Historic Monument of Poland
- Designated: 1994-09-08
- Part of: Wrocław – historic city center
- Reference no.: M.P. 1994 nr 50 poz. 425

= Sts. Cyril and Methodius Church (Wrocław) =

Church building in Wrocław, Poland

The Church of Sts. Cyril and Methodius (until 1945 St. Anne's Church) is an orthodox church in Wrocław, Poland. It is located on the Sand Island.

==History==
The original church of St. Anne was built between 1686 and 1690 for the Augustinian nuns in baroque style. In the Middle Ages, a chapel dedicated to St. Joseph stood on the site. This was destroyed at the beginning of the 17th century.

After the secularization in 1810, the church was transferred to the Catholic seminary.
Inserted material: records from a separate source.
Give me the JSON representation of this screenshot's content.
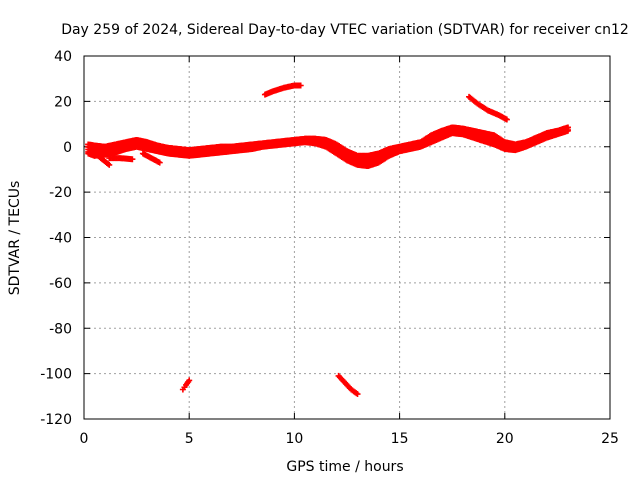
{
  "chart_data": {
    "type": "scatter",
    "title": "Day 259 of 2024, Sidereal Day-to-day VTEC variation (SDTVAR) for receiver cn12",
    "xlabel": "GPS time / hours",
    "ylabel": "SDTVAR / TECUs",
    "xlim": [
      0,
      25
    ],
    "ylim": [
      -120,
      40
    ],
    "xticks": [
      0,
      5,
      10,
      15,
      20,
      25
    ],
    "yticks": [
      -120,
      -100,
      -80,
      -60,
      -40,
      -20,
      0,
      20,
      40
    ],
    "grid": true,
    "marker": "plus",
    "color": "#ff0000",
    "series": [
      {
        "name": "main band upper",
        "points": [
          [
            0.2,
            1
          ],
          [
            0.5,
            0.5
          ],
          [
            1.0,
            0
          ],
          [
            1.5,
            1
          ],
          [
            2.0,
            2
          ],
          [
            2.5,
            3
          ],
          [
            3.0,
            2
          ],
          [
            3.5,
            0.5
          ],
          [
            4.0,
            -0.5
          ],
          [
            4.5,
            -1
          ],
          [
            5.0,
            -1.5
          ],
          [
            5.5,
            -1
          ],
          [
            6.0,
            -0.5
          ],
          [
            6.5,
            0
          ],
          [
            7.0,
            0
          ],
          [
            7.5,
            0.5
          ],
          [
            8.0,
            1
          ],
          [
            8.5,
            1.5
          ],
          [
            9.0,
            2
          ],
          [
            9.5,
            2.5
          ],
          [
            10.0,
            3
          ],
          [
            10.5,
            3.5
          ],
          [
            11.0,
            3.5
          ],
          [
            11.5,
            3
          ],
          [
            12.0,
            1
          ],
          [
            12.5,
            -2
          ],
          [
            13.0,
            -4
          ],
          [
            13.5,
            -4
          ],
          [
            14.0,
            -3
          ],
          [
            14.5,
            -1
          ],
          [
            15.0,
            0
          ],
          [
            15.5,
            1
          ],
          [
            16.0,
            2
          ],
          [
            16.5,
            5
          ],
          [
            17.0,
            7
          ],
          [
            17.5,
            8.5
          ],
          [
            18.0,
            8
          ],
          [
            18.5,
            7
          ],
          [
            19.0,
            6
          ],
          [
            19.5,
            5
          ],
          [
            20.0,
            2
          ],
          [
            20.5,
            1
          ],
          [
            21.0,
            2
          ],
          [
            21.5,
            4
          ],
          [
            22.0,
            6
          ],
          [
            22.5,
            7
          ],
          [
            23.0,
            8.5
          ]
        ]
      },
      {
        "name": "main band lower",
        "points": [
          [
            0.2,
            -3
          ],
          [
            0.5,
            -4
          ],
          [
            1.0,
            -3.5
          ],
          [
            1.5,
            -2.5
          ],
          [
            2.0,
            -1
          ],
          [
            2.5,
            0
          ],
          [
            3.0,
            -1
          ],
          [
            3.5,
            -2
          ],
          [
            4.0,
            -3
          ],
          [
            4.5,
            -3.5
          ],
          [
            5.0,
            -4
          ],
          [
            5.5,
            -3.5
          ],
          [
            6.0,
            -3
          ],
          [
            6.5,
            -2.5
          ],
          [
            7.0,
            -2
          ],
          [
            7.5,
            -1.5
          ],
          [
            8.0,
            -1
          ],
          [
            8.5,
            0
          ],
          [
            9.0,
            0.5
          ],
          [
            9.5,
            1
          ],
          [
            10.0,
            1.5
          ],
          [
            10.5,
            2
          ],
          [
            11.0,
            1.5
          ],
          [
            11.5,
            0
          ],
          [
            12.0,
            -3
          ],
          [
            12.5,
            -6
          ],
          [
            13.0,
            -8
          ],
          [
            13.5,
            -8.5
          ],
          [
            14.0,
            -7
          ],
          [
            14.5,
            -4
          ],
          [
            15.0,
            -2
          ],
          [
            15.5,
            -1
          ],
          [
            16.0,
            0
          ],
          [
            16.5,
            2
          ],
          [
            17.0,
            4
          ],
          [
            17.5,
            6
          ],
          [
            18.0,
            5.5
          ],
          [
            18.5,
            4
          ],
          [
            19.0,
            2.5
          ],
          [
            19.5,
            1
          ],
          [
            20.0,
            -1
          ],
          [
            20.5,
            -1.5
          ],
          [
            21.0,
            0
          ],
          [
            21.5,
            2
          ],
          [
            22.0,
            4
          ],
          [
            22.5,
            5.5
          ],
          [
            23.0,
            7
          ]
        ]
      },
      {
        "name": "early arc 1",
        "points": [
          [
            0.4,
            -2
          ],
          [
            0.8,
            -5
          ],
          [
            1.2,
            -8
          ]
        ]
      },
      {
        "name": "early arc 2",
        "points": [
          [
            1.2,
            -5
          ],
          [
            1.7,
            -5
          ],
          [
            2.3,
            -5.5
          ]
        ]
      },
      {
        "name": "early arc 3",
        "points": [
          [
            2.8,
            -3
          ],
          [
            3.2,
            -5
          ],
          [
            3.6,
            -7
          ]
        ]
      },
      {
        "name": "arc near 9h",
        "points": [
          [
            8.6,
            23
          ],
          [
            9.0,
            24.5
          ],
          [
            9.5,
            26
          ],
          [
            10.0,
            27
          ],
          [
            10.3,
            27
          ]
        ]
      },
      {
        "name": "arc near 19h",
        "points": [
          [
            18.3,
            22
          ],
          [
            18.7,
            19
          ],
          [
            19.2,
            16
          ],
          [
            19.7,
            14
          ],
          [
            20.1,
            12
          ]
        ]
      },
      {
        "name": "arc near 5h",
        "points": [
          [
            4.7,
            -107
          ],
          [
            4.85,
            -105
          ],
          [
            5.0,
            -103
          ]
        ]
      },
      {
        "name": "arc near 12.5h",
        "points": [
          [
            12.1,
            -101
          ],
          [
            12.4,
            -104
          ],
          [
            12.7,
            -107
          ],
          [
            13.0,
            -109
          ]
        ]
      }
    ]
  }
}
Between 1919 and 1921 the church served the Polish minority of the town as a Catholic church. Later, the Church of St. Anne went to the Old Catholic Church.

During the Second World War, the church was used to store almost half a million books from the library of the University of Breslau. During the Siege of Breslau, the church was badly destroyed and burned out completely, along with the books. After the war, minor security measures were initially implemented.

In 1970, the building went to the city's Orthodox community. It was rebuilt and could be used again in 1976 as the first orthodox church of the city.